Le samedi 5 août, le viaduc, miné, saute. La Kommandantur est vide. Des colonnes de soldats allemands prennent la route de Dinard. Les tirs ont repris fortement sur les bords de la Rance. Les pillages continuent. Les Allemands abandonnent leur matériel et battent en retraite. Le dimanche 6 août, il n’y a plus d’Allemands dans la ville. Les habitants commencent à sortir pour se rendre aux offices religieux. Ils sont anxieux, sans aucune information sur ce qui va se passer. Vers 10 heures du soir, étant en faction devant la mairie, je vois arriver un véhicule blindé dont l’avant est couvert d’un tissu donnant une très faible lumière violacée. Un officier américain en sort et me demande s’il peut envoyer d’urgence un message radio en Angleterre. Je le guide aussitôt, en grimpant sur le véhicule, jusque chez Morin, des machines à coudre, qui met son installation à sa disposition. Cet officier est le premier américain libre que j’ai vu à Dinan. Le génie américain installe un pont métallique sur les arches du viaduc détruit et les premiers convois de troupes américaines entrent en ville par le Jerzual.
Dinan est libre.
Mille cinq cents obus de 105 mm et de 155 mm sont tombés sur la ville. 18 incendies ont été difficilement maîtrisés. Le vent, qui soufflait du sud-est, a rabattu sur la ville d’énormes nuages de fumée noire. 517 immeubles ont été atteints. Les témoins racontent ce qu’ils ont vu. Rue de la Croix, un homme a été décapité par un éclat d’obus. La doctoresse, Denise de Saint Jean, est morte dans sa maison. Un obus a pénétré par une fenêtre donnant sur le jardin et a explosé. Les corps de six personnes horriblement mutilés ont été retirés des décombres.

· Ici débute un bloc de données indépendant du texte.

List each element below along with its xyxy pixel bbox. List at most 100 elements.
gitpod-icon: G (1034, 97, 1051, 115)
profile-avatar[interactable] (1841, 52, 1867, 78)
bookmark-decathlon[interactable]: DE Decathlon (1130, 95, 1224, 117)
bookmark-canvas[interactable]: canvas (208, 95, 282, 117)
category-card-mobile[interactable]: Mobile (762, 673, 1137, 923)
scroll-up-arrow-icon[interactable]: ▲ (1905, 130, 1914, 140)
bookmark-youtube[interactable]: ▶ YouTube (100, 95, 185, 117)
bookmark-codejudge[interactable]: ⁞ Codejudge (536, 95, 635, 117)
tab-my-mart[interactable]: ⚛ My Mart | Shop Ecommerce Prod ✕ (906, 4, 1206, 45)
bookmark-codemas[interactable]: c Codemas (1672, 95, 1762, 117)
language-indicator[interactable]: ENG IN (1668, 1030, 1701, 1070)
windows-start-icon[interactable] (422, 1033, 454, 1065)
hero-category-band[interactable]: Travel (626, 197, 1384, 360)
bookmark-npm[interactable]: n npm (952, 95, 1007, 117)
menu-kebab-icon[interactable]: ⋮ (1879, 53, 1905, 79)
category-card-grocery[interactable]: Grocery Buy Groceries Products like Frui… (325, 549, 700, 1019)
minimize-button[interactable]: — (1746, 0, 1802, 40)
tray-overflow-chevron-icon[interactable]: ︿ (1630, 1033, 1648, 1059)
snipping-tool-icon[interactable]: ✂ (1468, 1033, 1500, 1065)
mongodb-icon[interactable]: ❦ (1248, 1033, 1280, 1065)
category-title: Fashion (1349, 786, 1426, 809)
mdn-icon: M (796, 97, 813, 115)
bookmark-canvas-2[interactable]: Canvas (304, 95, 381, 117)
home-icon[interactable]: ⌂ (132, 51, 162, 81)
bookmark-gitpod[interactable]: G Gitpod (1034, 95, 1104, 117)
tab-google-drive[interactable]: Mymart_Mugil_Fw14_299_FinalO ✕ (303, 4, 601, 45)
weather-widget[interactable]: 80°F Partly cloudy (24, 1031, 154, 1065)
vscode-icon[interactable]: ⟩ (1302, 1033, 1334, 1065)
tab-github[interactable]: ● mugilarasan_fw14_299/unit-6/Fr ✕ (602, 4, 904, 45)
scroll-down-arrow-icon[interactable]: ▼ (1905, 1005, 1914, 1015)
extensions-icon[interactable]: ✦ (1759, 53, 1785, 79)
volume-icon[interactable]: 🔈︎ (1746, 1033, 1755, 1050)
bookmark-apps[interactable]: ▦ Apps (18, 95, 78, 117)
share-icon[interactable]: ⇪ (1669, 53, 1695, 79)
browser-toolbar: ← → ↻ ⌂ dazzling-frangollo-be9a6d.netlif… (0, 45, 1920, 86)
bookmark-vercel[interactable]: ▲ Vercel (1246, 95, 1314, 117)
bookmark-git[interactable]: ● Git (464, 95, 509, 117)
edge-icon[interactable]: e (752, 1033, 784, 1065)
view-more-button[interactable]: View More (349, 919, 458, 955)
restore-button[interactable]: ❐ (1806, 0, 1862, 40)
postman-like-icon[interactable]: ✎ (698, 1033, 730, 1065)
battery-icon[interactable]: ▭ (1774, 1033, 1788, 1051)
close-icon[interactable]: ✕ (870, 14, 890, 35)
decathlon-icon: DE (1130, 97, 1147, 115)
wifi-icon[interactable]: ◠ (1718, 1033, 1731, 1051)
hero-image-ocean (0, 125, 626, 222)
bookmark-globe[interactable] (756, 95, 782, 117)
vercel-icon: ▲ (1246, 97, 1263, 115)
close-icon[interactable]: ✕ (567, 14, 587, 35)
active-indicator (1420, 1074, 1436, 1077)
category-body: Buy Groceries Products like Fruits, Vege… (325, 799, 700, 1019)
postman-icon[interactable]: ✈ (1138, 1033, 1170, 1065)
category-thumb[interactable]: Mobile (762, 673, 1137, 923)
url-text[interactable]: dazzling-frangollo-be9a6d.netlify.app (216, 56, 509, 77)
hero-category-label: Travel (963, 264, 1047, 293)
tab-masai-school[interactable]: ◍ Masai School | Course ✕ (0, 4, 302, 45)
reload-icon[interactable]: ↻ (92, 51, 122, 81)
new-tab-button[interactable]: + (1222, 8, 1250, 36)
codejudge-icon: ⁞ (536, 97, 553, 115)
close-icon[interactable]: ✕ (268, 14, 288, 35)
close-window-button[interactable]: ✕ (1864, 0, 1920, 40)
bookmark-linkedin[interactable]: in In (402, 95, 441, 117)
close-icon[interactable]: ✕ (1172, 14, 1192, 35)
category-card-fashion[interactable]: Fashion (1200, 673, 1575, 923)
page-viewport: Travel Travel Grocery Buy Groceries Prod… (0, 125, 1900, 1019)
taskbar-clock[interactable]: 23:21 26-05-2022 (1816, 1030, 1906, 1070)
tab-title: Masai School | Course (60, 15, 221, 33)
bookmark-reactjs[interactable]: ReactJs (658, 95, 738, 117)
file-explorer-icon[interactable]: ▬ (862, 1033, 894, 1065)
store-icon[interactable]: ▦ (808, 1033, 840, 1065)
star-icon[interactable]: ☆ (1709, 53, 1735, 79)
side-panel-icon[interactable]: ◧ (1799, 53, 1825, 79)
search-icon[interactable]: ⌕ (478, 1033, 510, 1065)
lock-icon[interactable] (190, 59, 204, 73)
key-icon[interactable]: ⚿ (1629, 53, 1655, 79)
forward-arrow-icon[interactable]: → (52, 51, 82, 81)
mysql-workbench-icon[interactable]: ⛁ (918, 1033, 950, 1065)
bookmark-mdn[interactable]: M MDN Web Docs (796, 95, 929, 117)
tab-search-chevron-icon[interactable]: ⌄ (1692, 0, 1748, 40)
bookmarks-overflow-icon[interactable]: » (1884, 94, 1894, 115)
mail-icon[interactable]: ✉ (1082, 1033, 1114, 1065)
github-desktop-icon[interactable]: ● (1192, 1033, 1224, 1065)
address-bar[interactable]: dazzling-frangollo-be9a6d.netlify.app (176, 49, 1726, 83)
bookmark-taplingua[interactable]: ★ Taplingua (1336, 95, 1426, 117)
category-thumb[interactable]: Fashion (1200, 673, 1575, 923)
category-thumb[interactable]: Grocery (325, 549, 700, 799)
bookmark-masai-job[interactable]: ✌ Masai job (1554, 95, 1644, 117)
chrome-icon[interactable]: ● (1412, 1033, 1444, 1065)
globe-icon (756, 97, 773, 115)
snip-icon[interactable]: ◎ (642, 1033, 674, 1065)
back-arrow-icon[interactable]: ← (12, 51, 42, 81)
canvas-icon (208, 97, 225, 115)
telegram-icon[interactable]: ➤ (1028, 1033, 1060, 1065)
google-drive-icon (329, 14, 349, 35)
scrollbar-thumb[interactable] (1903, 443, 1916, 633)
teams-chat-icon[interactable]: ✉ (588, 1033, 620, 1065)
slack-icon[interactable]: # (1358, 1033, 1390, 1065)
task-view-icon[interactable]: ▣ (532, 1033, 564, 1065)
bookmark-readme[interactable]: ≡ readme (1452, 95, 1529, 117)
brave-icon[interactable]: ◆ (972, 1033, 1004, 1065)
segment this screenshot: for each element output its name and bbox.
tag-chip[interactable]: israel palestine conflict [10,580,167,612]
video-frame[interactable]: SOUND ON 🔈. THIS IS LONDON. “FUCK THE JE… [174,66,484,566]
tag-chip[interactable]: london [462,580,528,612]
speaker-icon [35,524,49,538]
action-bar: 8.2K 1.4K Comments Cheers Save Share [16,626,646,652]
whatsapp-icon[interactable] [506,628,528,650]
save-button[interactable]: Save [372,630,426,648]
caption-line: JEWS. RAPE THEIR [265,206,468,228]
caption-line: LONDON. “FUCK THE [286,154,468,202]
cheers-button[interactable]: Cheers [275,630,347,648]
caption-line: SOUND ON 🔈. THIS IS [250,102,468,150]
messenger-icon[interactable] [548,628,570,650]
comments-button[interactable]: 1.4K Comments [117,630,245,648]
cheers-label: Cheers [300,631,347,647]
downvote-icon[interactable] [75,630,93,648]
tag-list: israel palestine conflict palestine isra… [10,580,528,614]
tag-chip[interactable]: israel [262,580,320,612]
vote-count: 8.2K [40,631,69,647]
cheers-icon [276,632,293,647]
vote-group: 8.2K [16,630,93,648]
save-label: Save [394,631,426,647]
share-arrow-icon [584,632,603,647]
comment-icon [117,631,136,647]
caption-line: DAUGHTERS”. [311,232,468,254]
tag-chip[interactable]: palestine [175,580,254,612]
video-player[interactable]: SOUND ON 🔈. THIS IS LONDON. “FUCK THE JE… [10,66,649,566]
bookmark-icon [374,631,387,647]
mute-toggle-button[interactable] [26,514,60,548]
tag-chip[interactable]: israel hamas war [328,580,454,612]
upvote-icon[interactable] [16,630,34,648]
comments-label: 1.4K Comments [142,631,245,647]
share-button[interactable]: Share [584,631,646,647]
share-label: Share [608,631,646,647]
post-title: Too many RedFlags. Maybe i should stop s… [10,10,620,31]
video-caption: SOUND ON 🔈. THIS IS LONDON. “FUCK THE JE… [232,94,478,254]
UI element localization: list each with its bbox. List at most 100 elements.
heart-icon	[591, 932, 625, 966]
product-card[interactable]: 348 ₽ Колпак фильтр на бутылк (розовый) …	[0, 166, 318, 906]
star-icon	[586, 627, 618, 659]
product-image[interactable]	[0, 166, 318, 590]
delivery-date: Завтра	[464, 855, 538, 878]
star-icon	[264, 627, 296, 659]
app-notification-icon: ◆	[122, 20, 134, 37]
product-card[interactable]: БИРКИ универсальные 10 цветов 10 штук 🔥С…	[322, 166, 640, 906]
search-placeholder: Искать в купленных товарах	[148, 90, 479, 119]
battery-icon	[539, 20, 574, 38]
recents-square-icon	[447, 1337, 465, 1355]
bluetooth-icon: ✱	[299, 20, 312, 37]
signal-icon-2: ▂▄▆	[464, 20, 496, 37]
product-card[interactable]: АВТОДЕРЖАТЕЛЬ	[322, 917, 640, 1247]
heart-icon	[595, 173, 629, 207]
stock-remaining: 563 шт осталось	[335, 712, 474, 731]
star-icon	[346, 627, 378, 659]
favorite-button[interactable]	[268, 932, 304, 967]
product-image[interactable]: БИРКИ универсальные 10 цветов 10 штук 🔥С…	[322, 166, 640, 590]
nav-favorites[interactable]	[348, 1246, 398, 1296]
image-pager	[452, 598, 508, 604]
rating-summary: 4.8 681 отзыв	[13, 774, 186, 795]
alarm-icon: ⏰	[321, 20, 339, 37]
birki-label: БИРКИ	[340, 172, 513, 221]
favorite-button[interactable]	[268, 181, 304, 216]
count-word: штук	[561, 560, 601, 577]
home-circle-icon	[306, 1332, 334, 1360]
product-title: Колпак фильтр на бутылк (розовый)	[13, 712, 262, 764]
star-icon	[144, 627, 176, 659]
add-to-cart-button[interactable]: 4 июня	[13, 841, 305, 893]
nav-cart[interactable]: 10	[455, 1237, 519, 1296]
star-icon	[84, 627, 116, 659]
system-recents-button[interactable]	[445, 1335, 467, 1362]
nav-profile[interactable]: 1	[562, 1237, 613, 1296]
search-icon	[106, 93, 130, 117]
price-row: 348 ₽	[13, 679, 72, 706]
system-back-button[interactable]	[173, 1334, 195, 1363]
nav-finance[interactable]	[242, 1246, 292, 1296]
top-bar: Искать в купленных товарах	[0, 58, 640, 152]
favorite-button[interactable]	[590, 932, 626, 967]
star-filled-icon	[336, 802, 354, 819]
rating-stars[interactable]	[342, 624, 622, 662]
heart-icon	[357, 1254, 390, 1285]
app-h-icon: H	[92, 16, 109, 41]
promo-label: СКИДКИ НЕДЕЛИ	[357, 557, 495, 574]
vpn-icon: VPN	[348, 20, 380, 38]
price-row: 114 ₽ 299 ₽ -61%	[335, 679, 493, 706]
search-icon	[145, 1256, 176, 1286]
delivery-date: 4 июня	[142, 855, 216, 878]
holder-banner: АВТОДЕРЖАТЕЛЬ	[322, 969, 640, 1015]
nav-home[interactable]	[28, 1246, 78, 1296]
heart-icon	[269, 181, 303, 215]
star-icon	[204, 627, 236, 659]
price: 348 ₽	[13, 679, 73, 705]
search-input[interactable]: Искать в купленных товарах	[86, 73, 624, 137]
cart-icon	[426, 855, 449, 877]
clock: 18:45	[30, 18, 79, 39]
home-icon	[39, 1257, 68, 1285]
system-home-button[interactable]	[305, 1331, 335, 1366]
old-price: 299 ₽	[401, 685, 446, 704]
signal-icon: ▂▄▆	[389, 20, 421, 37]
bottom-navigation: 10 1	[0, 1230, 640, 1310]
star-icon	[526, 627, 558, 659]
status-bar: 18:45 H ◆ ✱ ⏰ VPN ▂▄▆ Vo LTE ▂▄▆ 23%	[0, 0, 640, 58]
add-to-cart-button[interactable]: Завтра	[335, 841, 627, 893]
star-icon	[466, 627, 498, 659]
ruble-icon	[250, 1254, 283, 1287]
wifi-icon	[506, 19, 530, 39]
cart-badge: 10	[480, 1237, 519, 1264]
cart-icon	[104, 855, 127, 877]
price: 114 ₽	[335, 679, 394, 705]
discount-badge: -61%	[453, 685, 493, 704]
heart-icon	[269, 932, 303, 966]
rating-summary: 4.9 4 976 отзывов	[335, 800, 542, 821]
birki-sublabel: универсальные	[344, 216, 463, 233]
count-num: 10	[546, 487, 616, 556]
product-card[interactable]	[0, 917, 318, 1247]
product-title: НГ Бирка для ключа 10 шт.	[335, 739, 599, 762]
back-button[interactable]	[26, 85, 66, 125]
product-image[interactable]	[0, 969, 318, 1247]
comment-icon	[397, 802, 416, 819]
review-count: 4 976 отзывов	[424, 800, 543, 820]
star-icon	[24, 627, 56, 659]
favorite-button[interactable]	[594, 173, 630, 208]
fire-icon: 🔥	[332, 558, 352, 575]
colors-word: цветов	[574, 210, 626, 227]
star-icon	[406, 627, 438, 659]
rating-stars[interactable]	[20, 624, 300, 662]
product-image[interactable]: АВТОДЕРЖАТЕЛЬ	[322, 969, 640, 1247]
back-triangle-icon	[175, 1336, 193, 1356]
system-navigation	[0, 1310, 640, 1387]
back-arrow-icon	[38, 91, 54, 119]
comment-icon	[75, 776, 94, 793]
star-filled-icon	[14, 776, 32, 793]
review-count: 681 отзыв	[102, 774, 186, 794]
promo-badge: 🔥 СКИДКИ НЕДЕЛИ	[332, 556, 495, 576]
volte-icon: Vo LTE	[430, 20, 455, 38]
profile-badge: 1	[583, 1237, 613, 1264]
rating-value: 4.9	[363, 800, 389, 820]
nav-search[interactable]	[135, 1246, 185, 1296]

L’objectif est simple, il faut, au plus vite, repasser du désordre à l’ordre; ce qui n’est pas facile en raison des chevauchements d’autorités et des organisations informelles qui s’instituent autorité. L’armée américaine est là, souriante en général, mais autoritaire. On ne sait pas où sont les Allemands autour de Dinan et on m’interdit d’aller à Bôbital voir dans quel état est le service des Eaux. Ce n’est que le 9 août, qu’un capitaine et un sous-officier américain, en armes, me prennent dans un véhicule militaire pour faire une inspection! Alain, le responsable sur place, à Bobital, est en bonne santé et l’usine des eaux en état de fonctionner dès le retour du courant.
Le général Patton, qui, en soixante douze heures, a réalisé le tour de force de faire passer sept divisions à la queue leu leu, par l’étroit pont de Pontaubault, après Avranches, qui ouvrait la route de la Bretagne, pouvait poursuivre la guerre-éclair de ses blindés ».